Kang Wade, Theman Terrell E, Reed James F, Stoltzfus Jill, Weger Natalie
Department of Surgery, St. Luke's Hospital and Health Network, Bethlehem, Pennsylvania 18015, USA.
J Surg Educ. 2007 Mar-Apr;64(2):88-92. doi: 10.1016/j.jsurg.2006.10.003.
Clopidogrel treatment is associated with a reduction in thrombotic complications in coronary stent placement, improved outcome after acute coronary syndromes, and decreased mortality in patients with coronary artery disease. The purpose of this study was to analyze the effect of preoperative clopidogrel exposure on bleeding complications, blood transfusions requirements, and reoperations in patients undergoing coronary artery bypass grafting (CABG).
This study included 320 patients from a single institution that underwent an isolated CABG who were discharged between July 2003 and June 2004. The cohort of 320 patients was classified into 3 groups. The control group consisted of 255 patients that did not receive clopidogrel or stopped clopidogrel 7 days before surgery but were treated with aspirin instead. Clopidogrel I consisted of 25 patients that were taking clopidogrel within 3 days of surgery, and Clopidogrel II consisted of 40 patients that were taking clopidogrel 4 to 7 days before surgery. Patients were compared based on preoperative data (age, gender, use of clopidogrel, preoperative hemoglobin, and ejection fraction), intraoperative data (cross-clamp time), postoperative data (chest tube output, rate of reoperation, units of transfused blood, length of stay in the intensive care unit, and length of intubation).
There were no significant differences among the 3 groups concerning age, sex, ejection fraction, or preoperative hemoglobin. There were no differences in length of intensive care unit stay and length of intubation among the 3 groups of patients. Patients in the clopidogrel I group had more units of blood transfused than either the control or the Clopidogrel II group (p=0.027). There is also a trend toward more chest tube output in clopidogrel I group compared with the control group. Fifteen patients (4.6%) of the total group required reoperation secondary to bleeding: 2 (8.0%) in the Clopidogrel I group, 2 (5%) in the clopidogrel II group, and 11 (4.3%) in the control group (p=0.41).

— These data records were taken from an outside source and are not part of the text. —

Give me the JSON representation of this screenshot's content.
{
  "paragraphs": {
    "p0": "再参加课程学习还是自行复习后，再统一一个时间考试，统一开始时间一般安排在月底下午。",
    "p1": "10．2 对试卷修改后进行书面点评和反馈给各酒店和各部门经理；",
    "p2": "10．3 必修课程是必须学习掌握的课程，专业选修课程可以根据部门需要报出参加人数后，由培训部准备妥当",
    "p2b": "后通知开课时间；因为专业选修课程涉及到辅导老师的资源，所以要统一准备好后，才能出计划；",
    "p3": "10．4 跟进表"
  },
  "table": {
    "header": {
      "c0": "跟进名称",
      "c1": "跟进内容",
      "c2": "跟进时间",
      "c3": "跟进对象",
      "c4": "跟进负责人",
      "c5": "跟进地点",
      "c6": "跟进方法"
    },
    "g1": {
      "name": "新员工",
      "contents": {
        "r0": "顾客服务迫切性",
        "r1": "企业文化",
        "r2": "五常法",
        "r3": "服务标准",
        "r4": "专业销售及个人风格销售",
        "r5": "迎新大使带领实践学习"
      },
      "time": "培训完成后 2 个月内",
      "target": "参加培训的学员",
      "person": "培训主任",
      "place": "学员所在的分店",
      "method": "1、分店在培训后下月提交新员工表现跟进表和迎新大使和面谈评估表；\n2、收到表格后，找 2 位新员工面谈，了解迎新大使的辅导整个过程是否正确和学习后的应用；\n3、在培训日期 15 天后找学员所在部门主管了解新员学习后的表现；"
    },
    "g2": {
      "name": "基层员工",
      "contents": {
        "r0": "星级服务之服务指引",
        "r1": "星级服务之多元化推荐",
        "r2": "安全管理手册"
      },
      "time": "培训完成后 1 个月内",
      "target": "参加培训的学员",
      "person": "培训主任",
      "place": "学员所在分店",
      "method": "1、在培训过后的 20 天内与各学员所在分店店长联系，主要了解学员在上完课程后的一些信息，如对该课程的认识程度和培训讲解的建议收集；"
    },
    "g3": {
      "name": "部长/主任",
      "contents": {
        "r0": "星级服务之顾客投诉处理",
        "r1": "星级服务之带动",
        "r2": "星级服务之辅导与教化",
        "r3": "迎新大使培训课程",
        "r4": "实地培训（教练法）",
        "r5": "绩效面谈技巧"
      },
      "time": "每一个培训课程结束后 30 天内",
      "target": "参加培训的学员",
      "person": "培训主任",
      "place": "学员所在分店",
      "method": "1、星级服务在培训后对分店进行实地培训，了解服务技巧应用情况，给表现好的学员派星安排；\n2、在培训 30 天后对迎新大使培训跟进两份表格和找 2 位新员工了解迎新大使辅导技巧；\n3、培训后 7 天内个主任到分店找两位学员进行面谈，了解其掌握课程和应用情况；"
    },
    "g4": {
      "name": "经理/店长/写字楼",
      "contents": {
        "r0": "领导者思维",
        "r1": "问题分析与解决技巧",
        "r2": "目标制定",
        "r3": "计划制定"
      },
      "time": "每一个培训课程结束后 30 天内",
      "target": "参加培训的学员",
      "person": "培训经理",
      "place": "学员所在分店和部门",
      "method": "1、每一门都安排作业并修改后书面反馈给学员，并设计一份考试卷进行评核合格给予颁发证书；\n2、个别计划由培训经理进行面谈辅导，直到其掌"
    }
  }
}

This study demonstrated that clopidogrel within 3 days preoperatively increases the requirement for blood transfusion in patients undergoing CABG. Waiting more than 3 days after the last dose of clopidogrel decreases blood transfusion requirements. There is also a trend toward more postoperative bleeding for those patients that took clopidogrel within 3 days before their CABG. The reoperation rate of patients that took clopidogrel within 3 days of their procedure required almost twice as many reoperations as the patients that did not take clopidogrel.
氯吡格雷治疗与冠状动脉支架置入术中血栓形成并发症的减少、急性冠状动脉综合征后预后的改善以及冠状动脉疾病患者死亡率的降低相关。本研究的目的是分析术前使用氯吡格雷对接受冠状动脉旁路移植术(CABG)患者出血并发症、输血需求和再次手术的影响。
本研究纳入了2003年7月至2004年6月间在单一机构接受单纯CABG且已出院的320例患者。这320例患者被分为3组。对照组由255例患者组成,这些患者未接受氯吡格雷治疗或在手术前7天停用氯吡格雷,而是改用阿司匹林治疗。氯吡格雷I组由25例在手术前3天内服用氯吡格雷的患者组成,氯吡格雷II组由40例在手术前4至7天服用氯吡格雷的患者组成。根据术前数据(年龄、性别、氯吡格雷使用情况、术前血红蛋白和射血分数)、术中数据(阻断时间)、术后数据(胸管引流量、再次手术率、输血量、重症监护病房住院时间和插管时间)对患者进行比较。
3组在年龄、性别、射血分数或术前血红蛋白方面无显著差异。3组患者在重症监护病房住院时间和插管时间方面也无差异。氯吡格雷I组患者的输血量比对照组或氯吡格雷II组更多(p = 0.027)。与对照组相比,氯吡格雷I组的胸管引流量也有增加的趋势。全部患者中有15例(4.6%)因出血需要再次手术:氯吡格雷I组2例(8.0%),氯吡格雷II组2例(5%),对照组11例(4.3%)(p = 0.41)。
本研究表明,术前3天内使用氯吡格雷会增加接受CABG患者的输血需求。在最后一剂氯吡格雷后等待超过3天可降低输血需求。对于在CABG术前3天内服用氯吡格雷的患者,术后出血也有增加的趋势。在手术前3天内服用氯吡格雷的患者的再次手术率几乎是未服用氯吡格雷患者的两倍。